We have been going to Greece every October since 2010 and for the most part all live music is very upbeat. Sorta like the blues, sounds like someone is suffering but not always . . . Greek Music is exciting and if you have the chance to hear a live Greek Band in Greece you'll see that the majority of the music being played is not sad.
That doesn't sound like the music I've heard in Greece, which tends to be more upbeat and suitable for dancing. "Sad music" sounds more like the Fado in Portugal.
Thank you everyone especially Janet and tommyk5 for the history and additional info. I love the kind of music from the Iinks above. It is upbeat and not like what I heard in the restaurants in Dallas. I think I will enjoy Greece even more now!

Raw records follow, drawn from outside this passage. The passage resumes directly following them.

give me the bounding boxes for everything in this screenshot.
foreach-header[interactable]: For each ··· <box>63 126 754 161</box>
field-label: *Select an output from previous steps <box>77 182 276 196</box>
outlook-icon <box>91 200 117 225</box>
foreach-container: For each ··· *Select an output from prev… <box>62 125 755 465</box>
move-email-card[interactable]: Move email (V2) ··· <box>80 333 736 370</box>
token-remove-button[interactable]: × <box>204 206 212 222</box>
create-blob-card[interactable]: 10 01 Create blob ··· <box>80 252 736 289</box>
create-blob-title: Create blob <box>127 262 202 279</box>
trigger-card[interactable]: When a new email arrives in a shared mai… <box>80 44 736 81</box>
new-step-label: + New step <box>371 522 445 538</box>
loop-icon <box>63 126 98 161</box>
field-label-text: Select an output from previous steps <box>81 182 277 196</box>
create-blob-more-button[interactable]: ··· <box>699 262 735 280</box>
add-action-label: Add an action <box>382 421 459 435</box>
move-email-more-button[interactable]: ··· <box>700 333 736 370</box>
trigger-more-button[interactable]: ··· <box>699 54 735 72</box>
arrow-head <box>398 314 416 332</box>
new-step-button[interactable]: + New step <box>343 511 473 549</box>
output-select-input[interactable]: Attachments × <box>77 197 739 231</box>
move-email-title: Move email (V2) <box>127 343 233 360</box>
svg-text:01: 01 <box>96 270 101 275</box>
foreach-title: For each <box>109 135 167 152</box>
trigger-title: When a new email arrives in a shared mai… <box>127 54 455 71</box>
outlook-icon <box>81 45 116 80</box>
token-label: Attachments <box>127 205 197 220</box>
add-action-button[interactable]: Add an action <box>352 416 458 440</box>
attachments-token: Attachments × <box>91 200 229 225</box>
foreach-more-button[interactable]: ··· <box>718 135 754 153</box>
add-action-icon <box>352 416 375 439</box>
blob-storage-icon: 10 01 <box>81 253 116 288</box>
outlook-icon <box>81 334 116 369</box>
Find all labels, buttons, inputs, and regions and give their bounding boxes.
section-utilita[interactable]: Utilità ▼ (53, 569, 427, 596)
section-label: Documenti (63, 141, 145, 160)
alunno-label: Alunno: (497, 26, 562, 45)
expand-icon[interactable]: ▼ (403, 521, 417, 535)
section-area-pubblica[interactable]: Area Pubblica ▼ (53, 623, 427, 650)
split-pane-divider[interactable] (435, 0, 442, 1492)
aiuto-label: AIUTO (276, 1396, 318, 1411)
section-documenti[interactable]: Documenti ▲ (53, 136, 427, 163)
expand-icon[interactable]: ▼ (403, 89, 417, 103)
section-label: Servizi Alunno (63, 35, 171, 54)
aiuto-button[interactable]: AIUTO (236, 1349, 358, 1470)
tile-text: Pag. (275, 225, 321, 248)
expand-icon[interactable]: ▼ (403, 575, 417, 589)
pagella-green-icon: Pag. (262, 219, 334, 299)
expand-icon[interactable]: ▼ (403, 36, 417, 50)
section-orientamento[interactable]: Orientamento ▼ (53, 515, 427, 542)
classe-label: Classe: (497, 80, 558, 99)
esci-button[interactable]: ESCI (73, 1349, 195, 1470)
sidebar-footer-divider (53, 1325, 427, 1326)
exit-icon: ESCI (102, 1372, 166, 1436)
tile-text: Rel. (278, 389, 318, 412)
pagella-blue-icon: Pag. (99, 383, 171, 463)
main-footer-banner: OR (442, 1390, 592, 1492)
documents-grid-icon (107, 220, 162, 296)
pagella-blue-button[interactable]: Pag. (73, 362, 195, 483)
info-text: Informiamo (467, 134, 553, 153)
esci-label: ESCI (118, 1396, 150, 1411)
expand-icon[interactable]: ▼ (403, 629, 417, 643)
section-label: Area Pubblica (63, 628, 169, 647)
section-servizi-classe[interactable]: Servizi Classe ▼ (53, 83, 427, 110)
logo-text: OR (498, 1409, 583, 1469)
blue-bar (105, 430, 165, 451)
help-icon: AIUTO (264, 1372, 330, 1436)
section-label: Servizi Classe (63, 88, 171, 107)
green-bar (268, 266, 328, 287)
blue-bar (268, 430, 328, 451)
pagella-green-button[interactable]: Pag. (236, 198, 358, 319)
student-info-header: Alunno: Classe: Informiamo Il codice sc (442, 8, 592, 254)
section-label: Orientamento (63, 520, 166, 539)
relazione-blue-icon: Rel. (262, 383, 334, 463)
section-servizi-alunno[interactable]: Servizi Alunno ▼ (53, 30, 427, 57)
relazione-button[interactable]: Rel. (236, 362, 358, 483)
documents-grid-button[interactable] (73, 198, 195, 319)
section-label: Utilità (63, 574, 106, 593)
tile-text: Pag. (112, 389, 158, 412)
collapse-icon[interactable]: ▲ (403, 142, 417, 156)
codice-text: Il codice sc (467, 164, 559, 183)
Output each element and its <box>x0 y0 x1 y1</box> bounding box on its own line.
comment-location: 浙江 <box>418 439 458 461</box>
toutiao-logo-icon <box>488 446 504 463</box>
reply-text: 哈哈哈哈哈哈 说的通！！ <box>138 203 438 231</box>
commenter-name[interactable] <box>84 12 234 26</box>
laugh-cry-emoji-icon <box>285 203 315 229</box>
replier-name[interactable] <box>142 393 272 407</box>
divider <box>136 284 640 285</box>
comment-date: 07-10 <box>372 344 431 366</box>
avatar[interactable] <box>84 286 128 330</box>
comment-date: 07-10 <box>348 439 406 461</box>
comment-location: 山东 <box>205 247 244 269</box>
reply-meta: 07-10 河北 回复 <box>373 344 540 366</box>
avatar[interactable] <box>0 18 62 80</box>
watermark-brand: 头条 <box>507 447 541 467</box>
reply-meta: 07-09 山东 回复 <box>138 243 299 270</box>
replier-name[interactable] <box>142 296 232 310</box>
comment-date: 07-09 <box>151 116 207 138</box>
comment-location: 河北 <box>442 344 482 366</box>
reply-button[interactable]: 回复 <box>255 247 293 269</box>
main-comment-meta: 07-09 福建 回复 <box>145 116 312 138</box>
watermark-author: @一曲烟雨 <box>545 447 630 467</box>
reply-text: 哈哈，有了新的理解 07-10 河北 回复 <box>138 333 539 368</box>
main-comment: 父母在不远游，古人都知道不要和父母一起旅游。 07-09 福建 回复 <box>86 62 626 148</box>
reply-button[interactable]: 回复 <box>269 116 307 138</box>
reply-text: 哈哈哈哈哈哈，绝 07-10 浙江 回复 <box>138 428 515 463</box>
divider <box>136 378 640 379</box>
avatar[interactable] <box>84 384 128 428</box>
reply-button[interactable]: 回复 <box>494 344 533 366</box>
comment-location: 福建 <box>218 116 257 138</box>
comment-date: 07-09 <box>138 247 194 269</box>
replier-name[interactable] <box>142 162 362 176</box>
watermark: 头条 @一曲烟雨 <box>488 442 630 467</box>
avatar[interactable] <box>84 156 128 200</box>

what we have found in europe is people often can't speak a word of english ( pretty obvious) but they listen to english music. often old 80's &90's english pop music is played , when you are in restaurants and background music in shops etc. And they sometimes sing along to it.
I appreciate learning something new from you all especially "rembetika" and its history! Now I also appreciate the sad music!
Check out another You Tube video of Greeks Dancing during one of the many festivals on the Island of Ikaria. These are mostly Greeks, few tourists and even though there is no vocals the music is lively, upbeat and grows more intense as the dance progresses.
You can see and hear Greeks living life to the fullest. Nothing sad, meloncholy or downbeat here . . . Greeks living the Lust for Life!